学校の成績が下がったって事で数学と英語を担当した。
よくある事で、要領と言うか応用問題が苦手な感じでそんなに酷くは無い。
むしろ俺が中学生の頃より理解出来てるんじゃない?って感じ。
大人しい性格が災いして、理解出来ない所を先生に聞けないタイプ。
そんな感じだから応用問題を中心に勉強を教え、考え方と言うか要領を教えると、期末テストの頃には成績も人並み以上に回復、俺はもうお祓い箱かな~位に考えていた。

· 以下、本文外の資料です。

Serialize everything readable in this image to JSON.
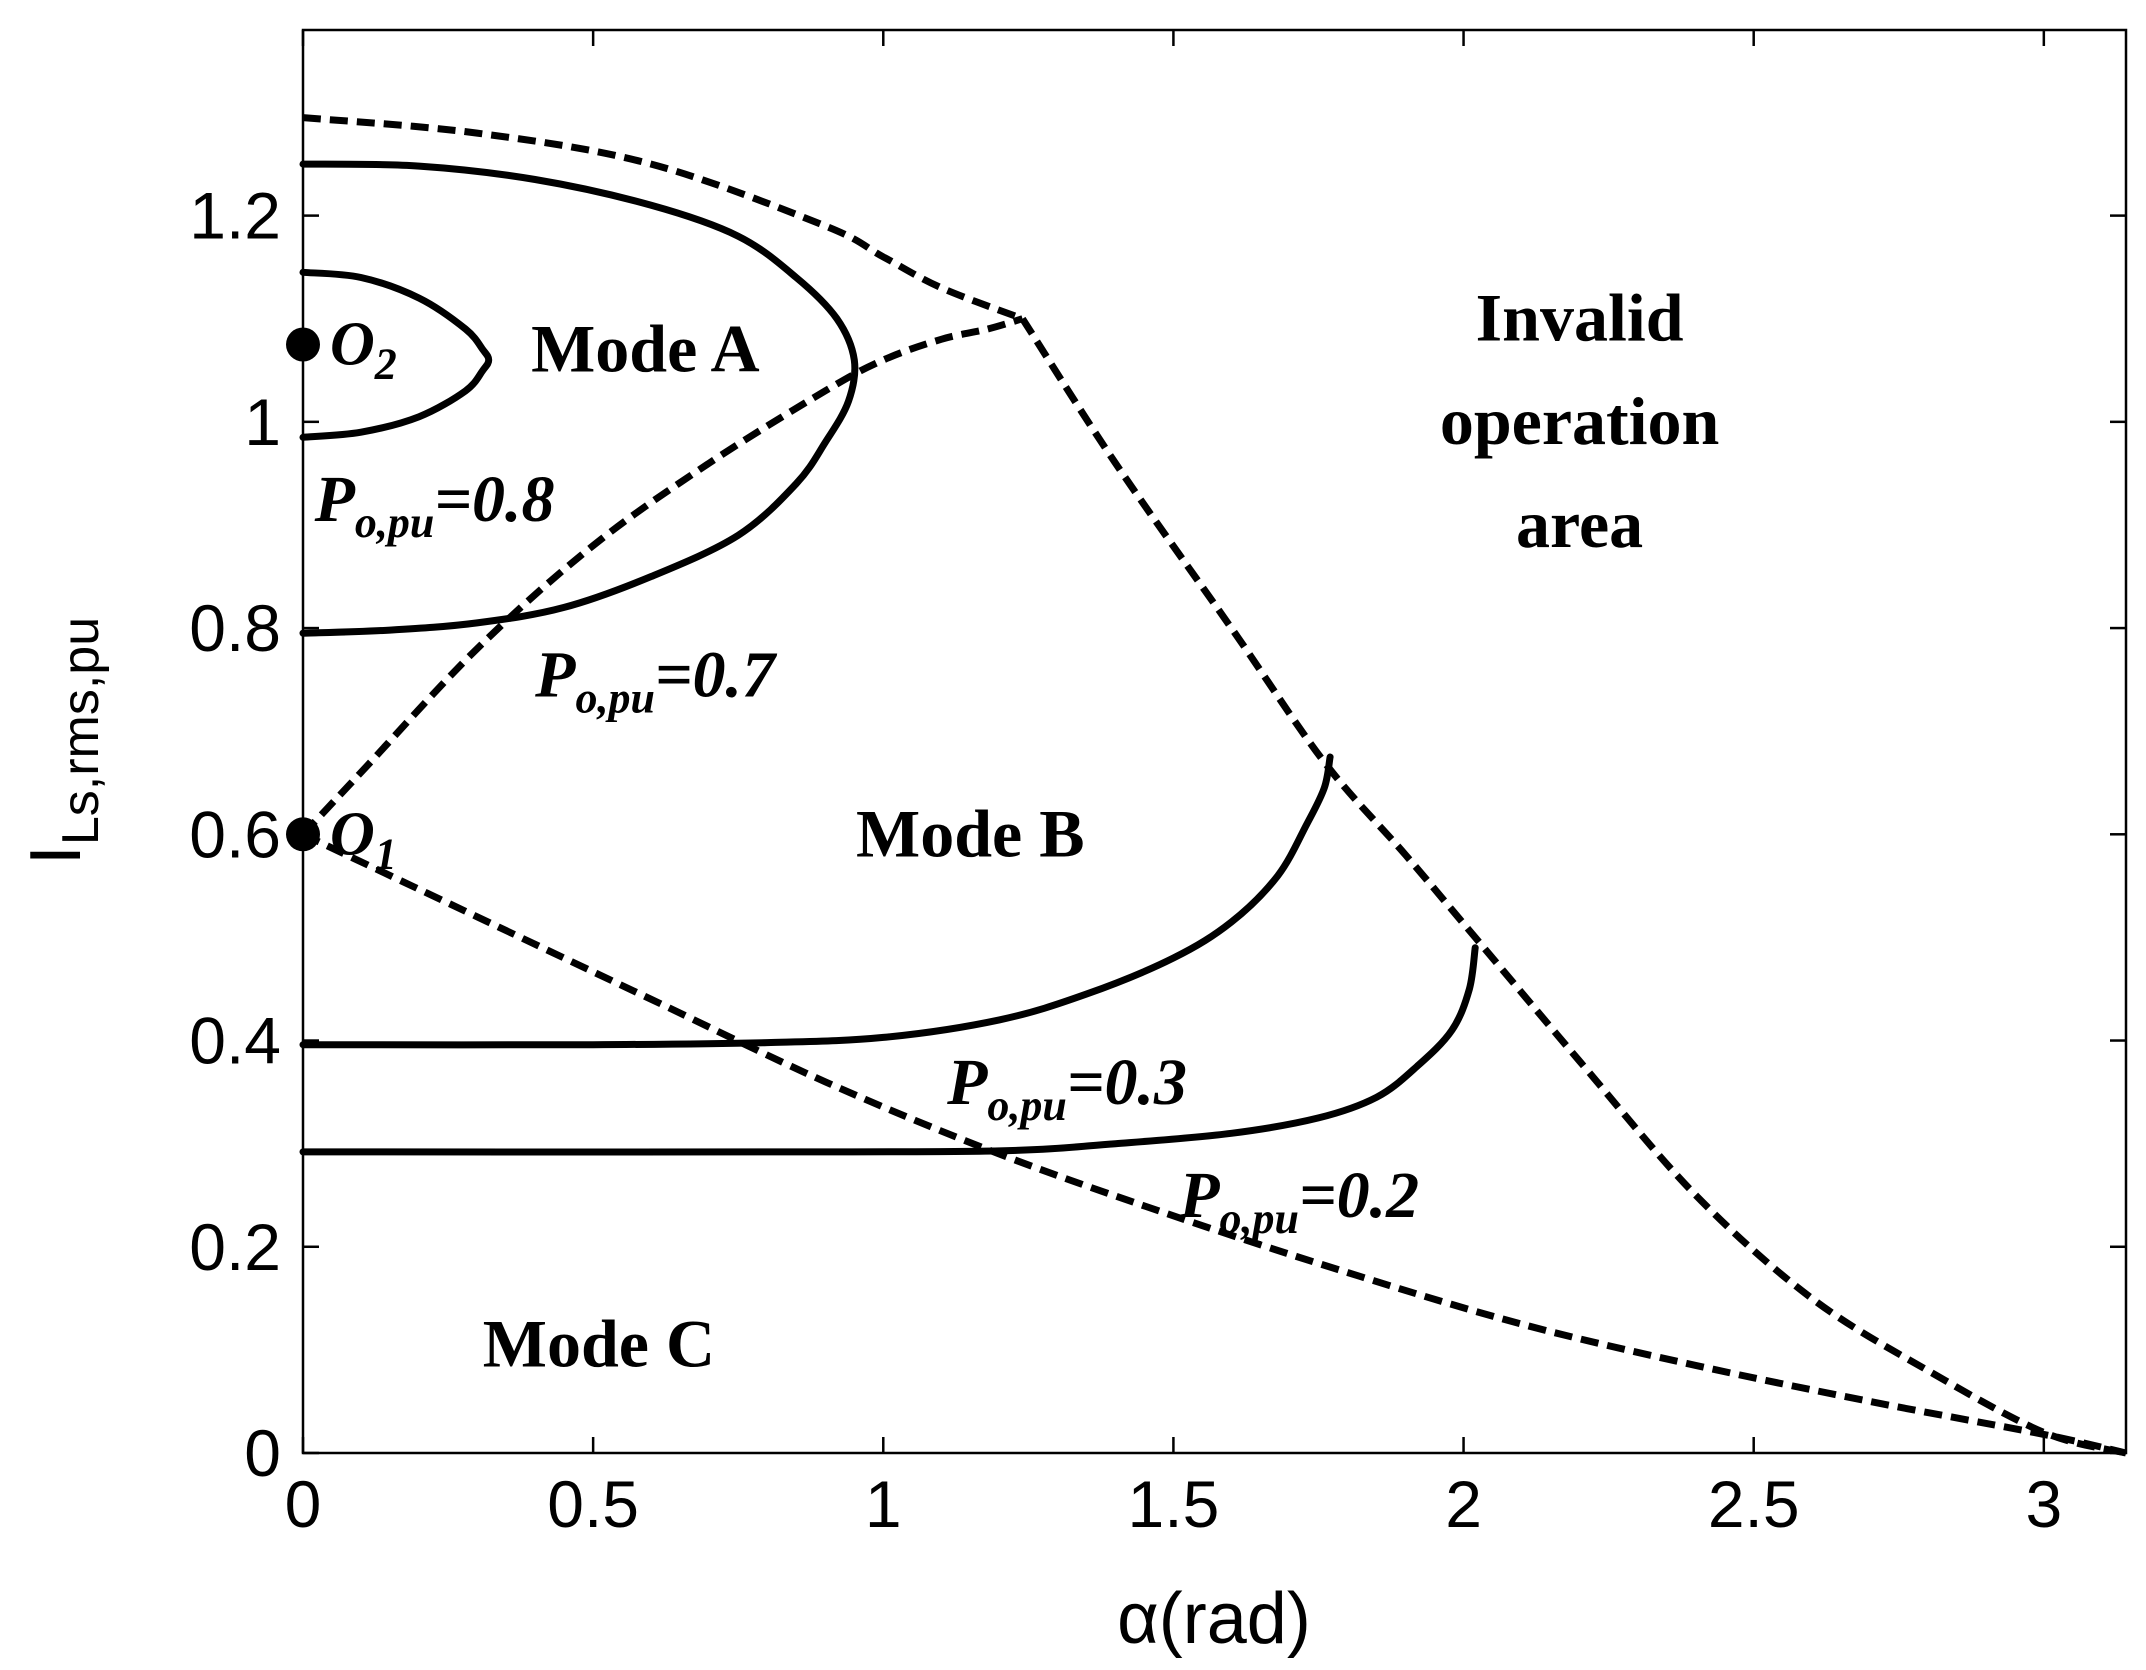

しかし美月が家庭教師は必要だし、今更知らない人には教わりたくないと親に言ったらしい。
(塾に切り換えようか?と提案されたらしい)
親も成績をアップさせた俺を信用して特に切られる事無く、そのまま続ける事になった。
美月は結構可愛い感じだけど、服装は地味だった。
随分打ち解けていたので休憩時間には気を遣う事無く勉強とは関係無い話しを色々した。
ある日着たい服があるけど恥ずかしいから着れないって話しが出た。
可愛いんだから、もっと自信持てば?なんて事を言った。
それから暫くしたある日、いつも通り部屋に通されるとフリルが付いた服にミニスカを履いた美月が居た。

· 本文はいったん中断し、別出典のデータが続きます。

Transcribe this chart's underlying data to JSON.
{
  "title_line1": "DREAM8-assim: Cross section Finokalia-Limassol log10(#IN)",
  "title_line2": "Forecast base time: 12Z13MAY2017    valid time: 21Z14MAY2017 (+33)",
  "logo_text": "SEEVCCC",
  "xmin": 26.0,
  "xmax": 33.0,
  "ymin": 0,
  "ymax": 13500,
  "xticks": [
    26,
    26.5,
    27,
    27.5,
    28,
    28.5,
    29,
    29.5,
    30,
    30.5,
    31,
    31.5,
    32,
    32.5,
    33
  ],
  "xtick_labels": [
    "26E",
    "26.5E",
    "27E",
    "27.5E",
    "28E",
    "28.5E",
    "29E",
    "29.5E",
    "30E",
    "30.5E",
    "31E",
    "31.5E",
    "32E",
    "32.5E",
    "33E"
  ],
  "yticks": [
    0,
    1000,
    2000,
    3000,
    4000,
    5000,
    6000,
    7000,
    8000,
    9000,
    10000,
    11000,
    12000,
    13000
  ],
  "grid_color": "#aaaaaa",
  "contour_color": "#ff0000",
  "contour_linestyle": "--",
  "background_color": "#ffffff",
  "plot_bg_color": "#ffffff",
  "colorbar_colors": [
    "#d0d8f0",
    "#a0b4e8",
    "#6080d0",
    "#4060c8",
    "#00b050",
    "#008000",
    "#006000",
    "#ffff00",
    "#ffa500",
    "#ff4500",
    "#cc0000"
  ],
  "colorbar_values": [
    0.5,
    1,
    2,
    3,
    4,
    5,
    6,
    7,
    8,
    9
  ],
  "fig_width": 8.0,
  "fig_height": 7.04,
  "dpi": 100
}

「可愛いじゃん!似合ってるよ」と伝えると照れながら喜んでいた。
「先生は彼女と何処に遊びに行くの?」と聞かれた。
「彼女が居た時はね~…」と今は居ないがこんな感じの所だよと教えた。
「じゃあさ!美月が期末テストで20番以上アップしたら連れてって!」と言われた。
家庭教師って立場もあるので断ったが食い下がられて折れてしまった。
まぁ上がったら考えよ、て感じだったが結果的には届かなかった。
「美月が馬鹿だから駄目だった…」
とガッカリする姿に可哀相になったが、親への説明を考えると少しホッとしたような、残念なような気分だった。
「馬鹿じゃないよ、頑張ってるんだし成績自体は悪くないじゃん」と慰めたが沈んだままだった。
「…頑張ったのに…」とボソッと言う言葉に思わず「解った!成績は悪くないし頑張ったんだから行こうよ!」と言ってしまった。
「本当!?じゃあ約束だよ!」と喜ぶ美月だが親に何て言おうと考えていた。